From The Lessons of Jeremiah’s Prophecy (ca. 1560)
Jeremiah accomplishes a remarkable thing that surpasses every human way of thinking. In contrast to all previous stories of great leaders and prophets, he persuades the king and the people to surrender, and in this new he predicts that the kingdom, the cult, and the people will be saved. Moreover, he preaches against false worship and other sins, and indeed the people are finally saved through him.
What is Jeremiah doing in the meantime? Forty years he wanders around like a deserter, he is ridiculed as a fool, put in jail, released, and imprisoned again. Unlike Isaiah, Elijah, or Elisha, he performs no glorious, unexpected miracles. Rather, he appears weak because through him God will do great things and save the elect.
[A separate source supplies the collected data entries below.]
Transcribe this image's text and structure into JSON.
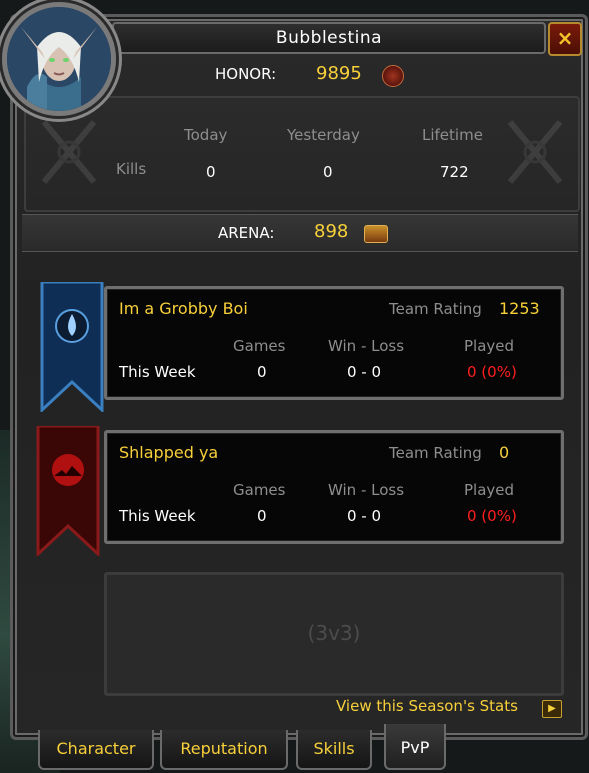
{
  "character": {
    "name": "Bubblestina"
  },
  "close_label": "×",
  "honor": {
    "label": "HONOR:",
    "value": "9895"
  },
  "kills": {
    "row_label": "Kills",
    "columns": [
      "Today",
      "Yesterday",
      "Lifetime"
    ],
    "values": [
      "0",
      "0",
      "722"
    ]
  },
  "arena": {
    "label": "ARENA:",
    "value": "898"
  },
  "teams": [
    {
      "name": "Im a Grobby Boi",
      "rating_label": "Team Rating",
      "rating": "1253",
      "headers": [
        "Games",
        "Win - Loss",
        "Played"
      ],
      "row_label": "This Week",
      "games": "0",
      "win_loss": "0 - 0",
      "played": "0 (0%)"
    },
    {
      "name": "Shlapped ya",
      "rating_label": "Team Rating",
      "rating": "0",
      "headers": [
        "Games",
        "Win - Loss",
        "Played"
      ],
      "row_label": "This Week",
      "games": "0",
      "win_loss": "0 - 0",
      "played": "0 (0%)"
    }
  ],
  "empty_slot": {
    "label": "(3v3)"
  },
  "season_link": "View this Season's Stats",
  "season_arrow": "▶",
  "tabs": [
    {
      "label": "Character"
    },
    {
      "label": "Reputation"
    },
    {
      "label": "Skills"
    },
    {
      "label": "PvP"
    }
  ],
  "colors": {
    "gold_text": "#f8d03a",
    "red_text": "#ff1e1e",
    "team1_banner": "#123a6a",
    "team2_banner": "#7a0f0f"
  },
  "icons": {
    "honor": "honor-medal-icon",
    "arena": "arena-chest-icon",
    "team1_emblem": "water-drop-emblem-icon",
    "team2_emblem": "sunset-emblem-icon"
  }
}
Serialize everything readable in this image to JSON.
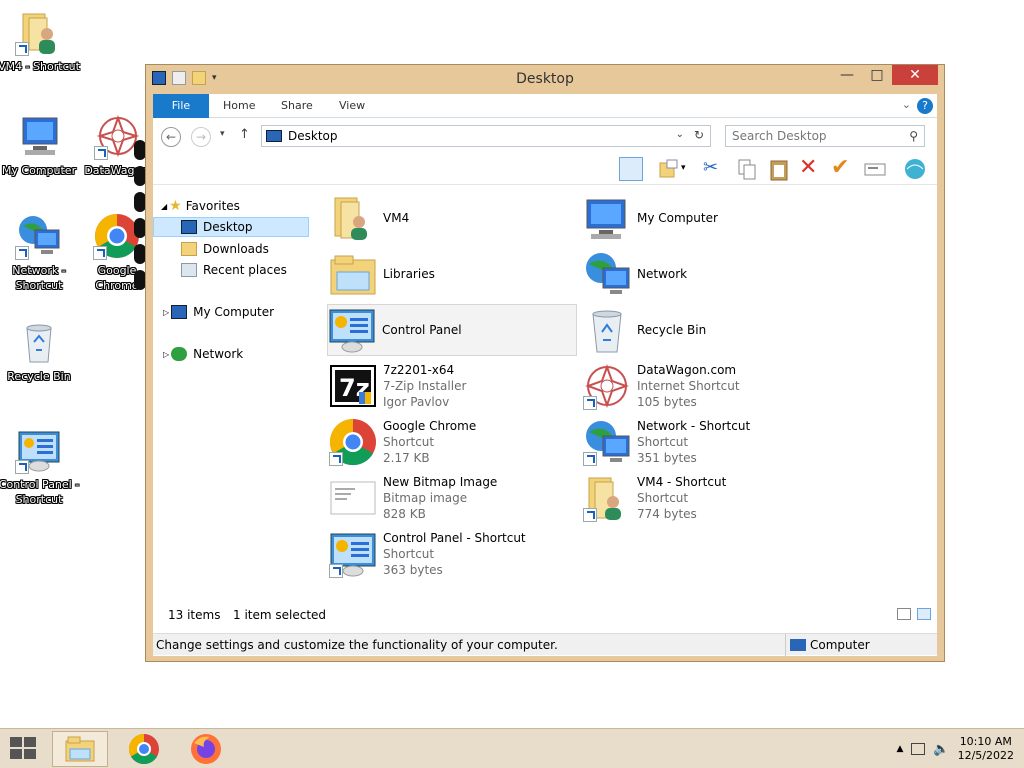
{
  "desktop": {
    "icons": [
      {
        "label": "VM4 - Shortcut",
        "icon": "folder-user-icon"
      },
      {
        "label": "My Computer",
        "icon": "computer-icon"
      },
      {
        "label": "DataWagon.",
        "icon": "datawagon-icon"
      },
      {
        "label": "Network - Shortcut",
        "icon": "network-icon"
      },
      {
        "label": "Google Chrome",
        "icon": "chrome-icon"
      },
      {
        "label": "Recycle Bin",
        "icon": "recycle-bin-icon"
      },
      {
        "label": "Control Panel - Shortcut",
        "icon": "control-panel-icon"
      }
    ]
  },
  "window": {
    "title": "Desktop",
    "close_symbol": "✕",
    "ribbon": {
      "file": "File",
      "home": "Home",
      "share": "Share",
      "view": "View",
      "help": "?"
    },
    "address": {
      "current": "Desktop",
      "search_placeholder": "Search Desktop"
    },
    "nav": {
      "favorites": "Favorites",
      "desktop": "Desktop",
      "downloads": "Downloads",
      "recent": "Recent places",
      "my_computer": "My Computer",
      "network": "Network"
    },
    "items": [
      {
        "name": "VM4",
        "line2": "",
        "line3": "",
        "icon": "folder-user-icon"
      },
      {
        "name": "My Computer",
        "line2": "",
        "line3": "",
        "icon": "computer-icon"
      },
      {
        "name": "Libraries",
        "line2": "",
        "line3": "",
        "icon": "libraries-icon"
      },
      {
        "name": "Network",
        "line2": "",
        "line3": "",
        "icon": "network-icon"
      },
      {
        "name": "Control Panel",
        "line2": "",
        "line3": "",
        "icon": "control-panel-icon"
      },
      {
        "name": "Recycle Bin",
        "line2": "",
        "line3": "",
        "icon": "recycle-bin-icon"
      },
      {
        "name": "7z2201-x64",
        "line2": "7-Zip Installer",
        "line3": "Igor Pavlov",
        "icon": "7zip-icon"
      },
      {
        "name": "DataWagon.com",
        "line2": "Internet Shortcut",
        "line3": "105 bytes",
        "icon": "datawagon-icon"
      },
      {
        "name": "Google Chrome",
        "line2": "Shortcut",
        "line3": "2.17 KB",
        "icon": "chrome-icon"
      },
      {
        "name": "Network - Shortcut",
        "line2": "Shortcut",
        "line3": "351 bytes",
        "icon": "network-icon"
      },
      {
        "name": "New Bitmap Image",
        "line2": "Bitmap image",
        "line3": "828 KB",
        "icon": "bitmap-icon"
      },
      {
        "name": "VM4 - Shortcut",
        "line2": "Shortcut",
        "line3": "774 bytes",
        "icon": "folder-user-icon"
      },
      {
        "name": "Control Panel - Shortcut",
        "line2": "Shortcut",
        "line3": "363 bytes",
        "icon": "control-panel-icon"
      }
    ],
    "status": {
      "count": "13 items",
      "selected": "1 item selected"
    },
    "statusbar": {
      "left": "Change settings and customize the functionality of your computer.",
      "right": "Computer"
    }
  },
  "taskbar": {
    "time": "10:10 AM",
    "date": "12/5/2022"
  }
}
By considering this example carefully, we learn that the church is governed by God’s wisdom and direction alone, not by our own, and we should take our hardships in good part and not let the power of our enemies cause us to despair…
Jeremiah’s prayers contain passionate complaints and manifest a keen awareness of divine wrath. Through their trials true prophets taste the sufferings of Christ, which the attacks on Jeremiah also signify. They know well the wrath of God against sin, how God is provoked to horrible anger by the idolatry of the people and by the audacity of hypocrites, who were teaching lies and boasting that they were divinely sent prophets… In the midst of these torments, however, the Spirit yearns for help, “with sighs too deep for words” (Rom. 8:26), and it prevails…
When Judaea was laid waste, a remnant did remain, and thus we know that remnants will now be saved when the coming grave devastations occur… Let us stir up ourselves to repentance and call upon God.
Philipp Melanchthon (1497-1560) was a German Lutheran priest and theologian, the first systematic theologian of the Reformation. He worked closely with Martin Luther, and was the primary author of the Augsburg Confession, an irenic text is that is the foundational document of Lutheran confessionalism. His commentary on Jeremiah is based on exegetical lectures delivered at Wittenberg. This translation is from Scott Hendrix, ed., Early Protestant Spirituality (New York: Paulist, 2009), 62-74.